There are a lot of terms floating around to describe how to set up metrics for evaluating service performance over the network. The best established is Quality of Service, or QoS, which has generally taken on a fairly technical, bandwidth-centric definition where it remains valuable as a metric, but is far from summing up what really counts in the eyes of the end user.

There are other terms like RUM or "real user monitoring" that are technical, but which do at least focus on a series of monitoring technologies truly targeted at the "real user" or "end user."

And then there's QoE, or Quality of Experience, which is my personal favourite because it is not centred in technology, but in the flesh-and-blood experience of the user consuming your services.

This focus is a lot like the original Mean Opinion Score (MOS), as it applied to telecommunications services. Like it or not, how your customers "feel" about your services is going to be how they're going to vote with their budget approvals.

This isn't to say that technical metrics don't count.
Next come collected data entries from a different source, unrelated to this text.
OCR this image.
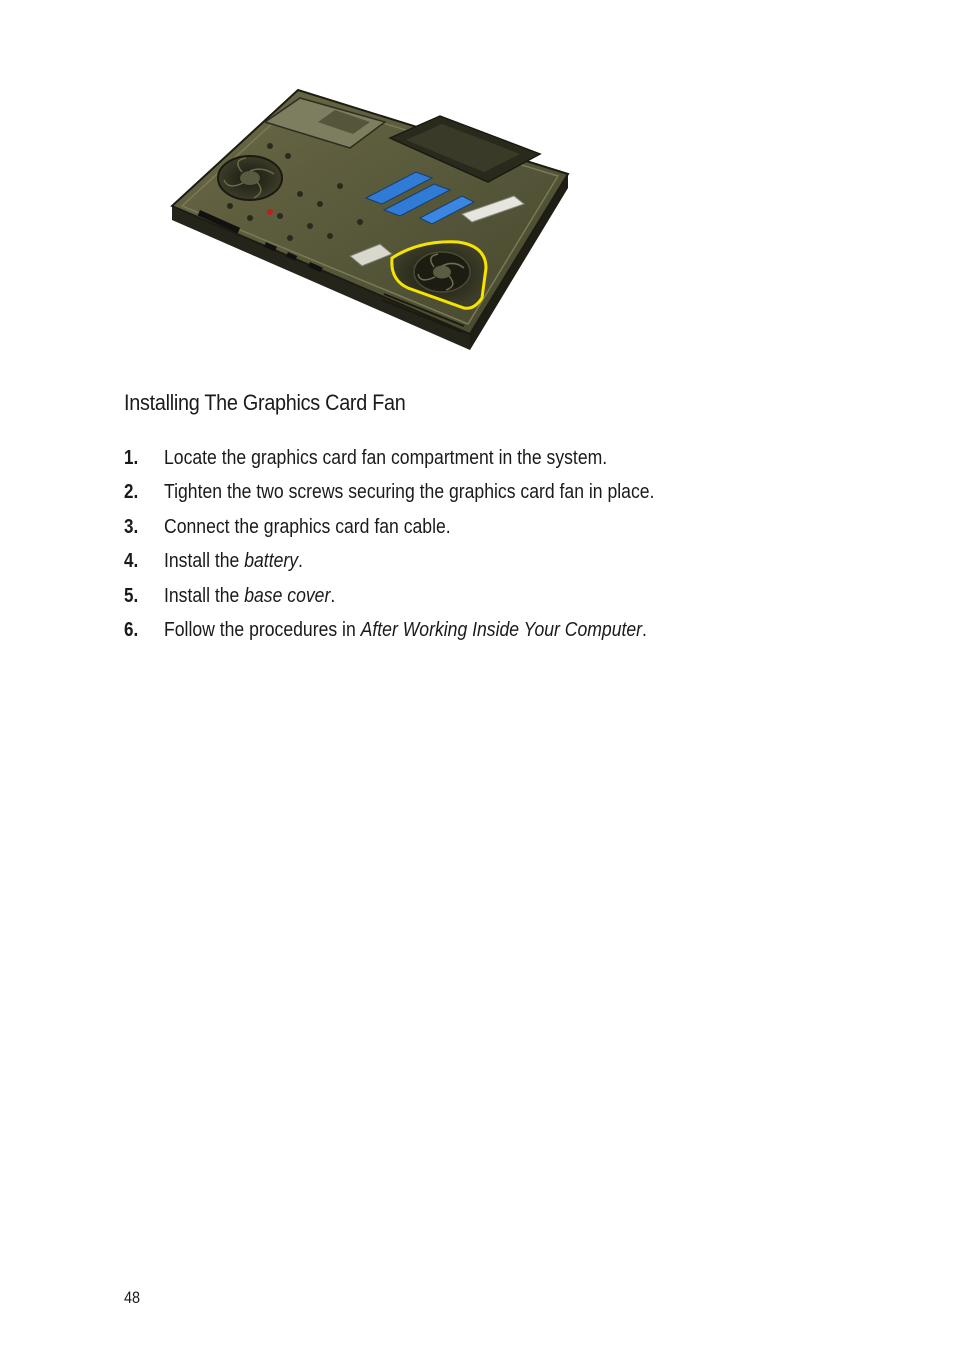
Installing The Graphics Card Fan
1. Locate the graphics card fan compartment in the system.
2. Tighten the two screws securing the graphics card fan in place.
3. Connect the graphics card fan cable.
4. Install the battery.
5. Install the base cover.
6. Follow the procedures in After Working Inside Your Computer.
48
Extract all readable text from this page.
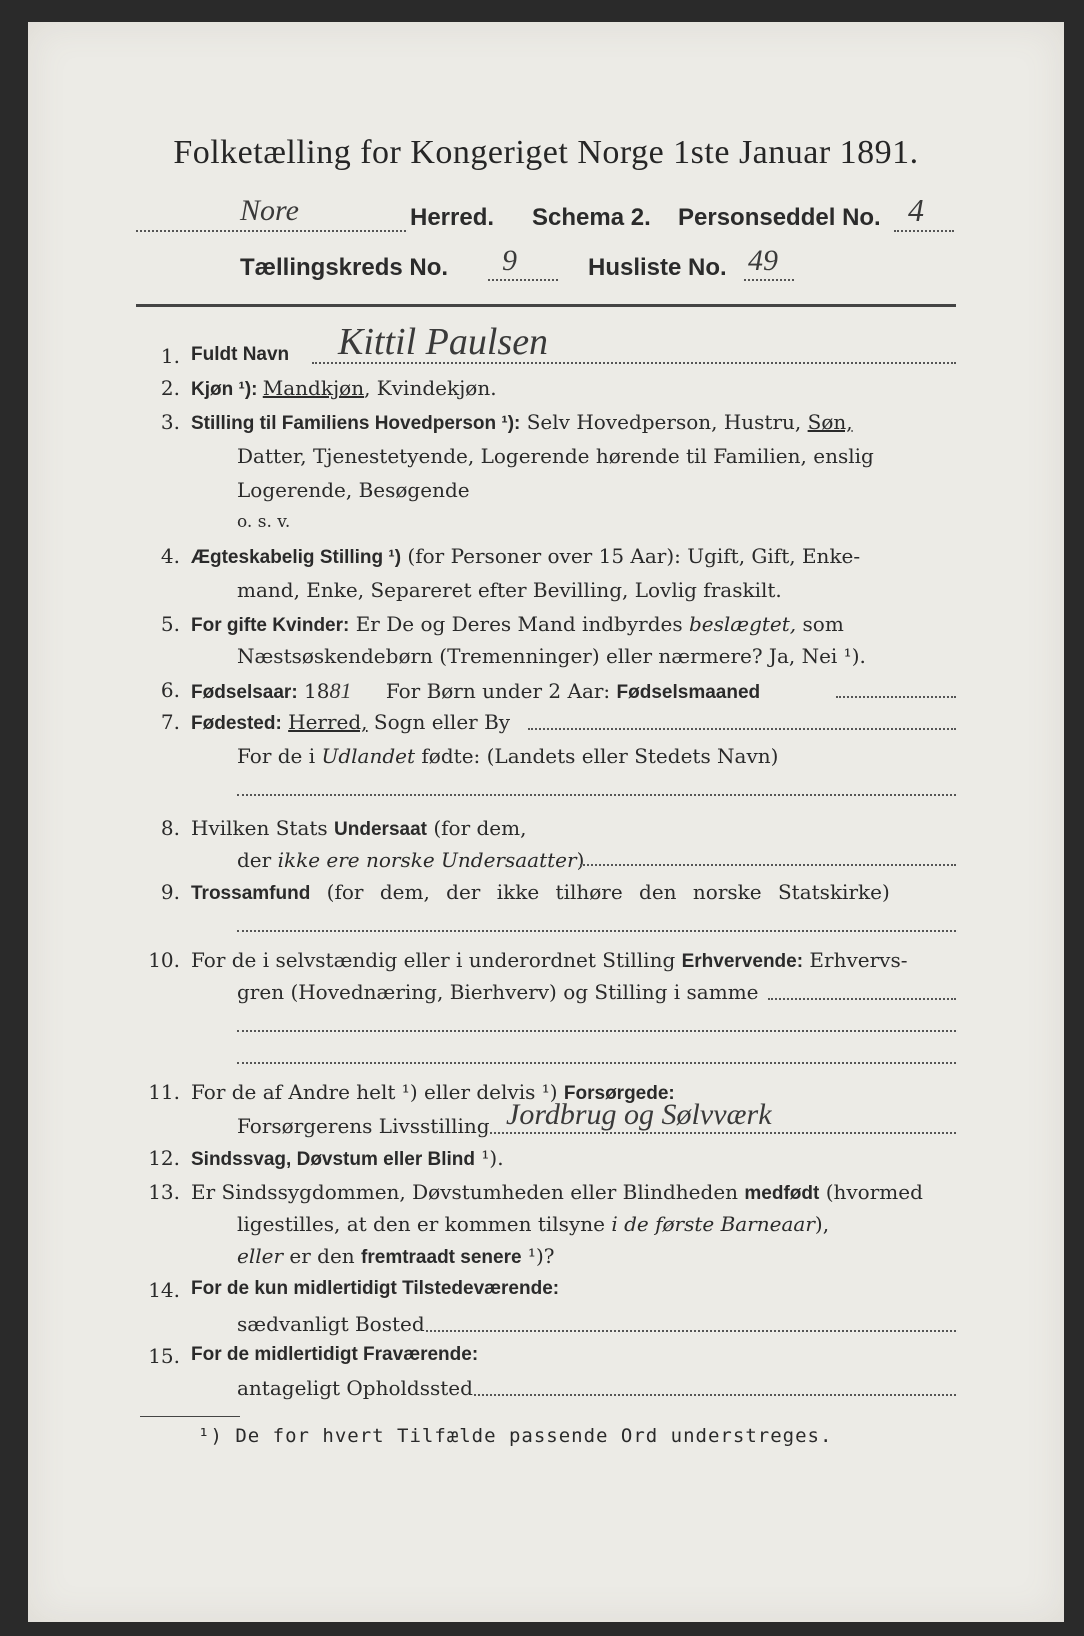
Folketælling for Kongeriget Norge 1ste Januar 1891.
Nore	Herred. Schema 2. Personseddel No. 4
Tællingskreds No. 9	Husliste No. 49
1. Fuldt Navn Kittil Paulsen
2. Kjøn ¹): Mandkjøn, Kvindekjøn.
3. Stilling til Familiens Hovedperson ¹): Selv Hovedperson, Hustru, Søn,
Datter, Tjenestetyende, Logerende hørende til Familien, enslig
Logerende, Besøgende
o. s. v.
4. Ægteskabelig Stilling ¹) (for Personer over 15 Aar): Ugift, Gift, Enke-
mand, Enke, Separeret efter Bevilling, Lovlig fraskilt.
5. For gifte Kvinder: Er De og Deres Mand indbyrdes beslægtet, som
Næstsøskendebørn (Tremenninger) eller nærmere? Ja, Nei ¹).
6. Fødselsaar: 1881 For Børn under 2 Aar: Fødselsmaaned
7. Fødested: Herred, Sogn eller By
For de i Udlandet fødte: (Landets eller Stedets Navn)
8. Hvilken Stats Undersaat (for dem,
der ikke ere norske Undersaatter)
9. Trossamfund (for dem, der ikke tilhøre den norske Statskirke)
10. For de i selvstændig eller i underordnet Stilling Erhvervende: Erhvervs-
gren (Hovednæring, Bierhverv) og Stilling i samme
11. For de af Andre helt ¹) eller delvis ¹) Forsørgede:
Forsørgerens Livsstilling Jordbrug og Sølvværk
12. Sindssvag, Døvstum eller Blind ¹).
13. Er Sindssygdommen, Døvstumheden eller Blindheden medfødt (hvormed
ligestilles, at den er kommen tilsyne i de første Barneaar),
eller er den fremtraadt senere ¹)?
14. For de kun midlertidigt Tilstedeværende:
sædvanligt Bosted
15. For de midlertidigt Fraværende:
antageligt Opholdssted
¹) De for hvert Tilfælde passende Ord understreges.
You absolutely need them. Building towards QoE with a good combination of technical metrics and a healthy dose of customer dialogue is a fine art.

In this column we're going to look briefly at some of the metrics and technologies that most often apply. But before we do, I suppose I should answer the obvious question for many network managers: "Why me? Why should I care about QoE? Isn't that the job of the applications manager or the helpdesk?"

The answer is that you're partly right. QoE isn't your job alone. But the network is the delivery system for almost all application services, like it or not - including VoIP and unified communications, but most predominantly focusing on web-based applications. Many of these depend heavily on network-centric monitoring tools to ensure their performance.

Data from EMA shows that web-based applications for internal use dominate in terms of what's actually being deployed over the network. They are followed by client-server applications, then web-based applications for external use and web services, and all those are well ahead of VoIP.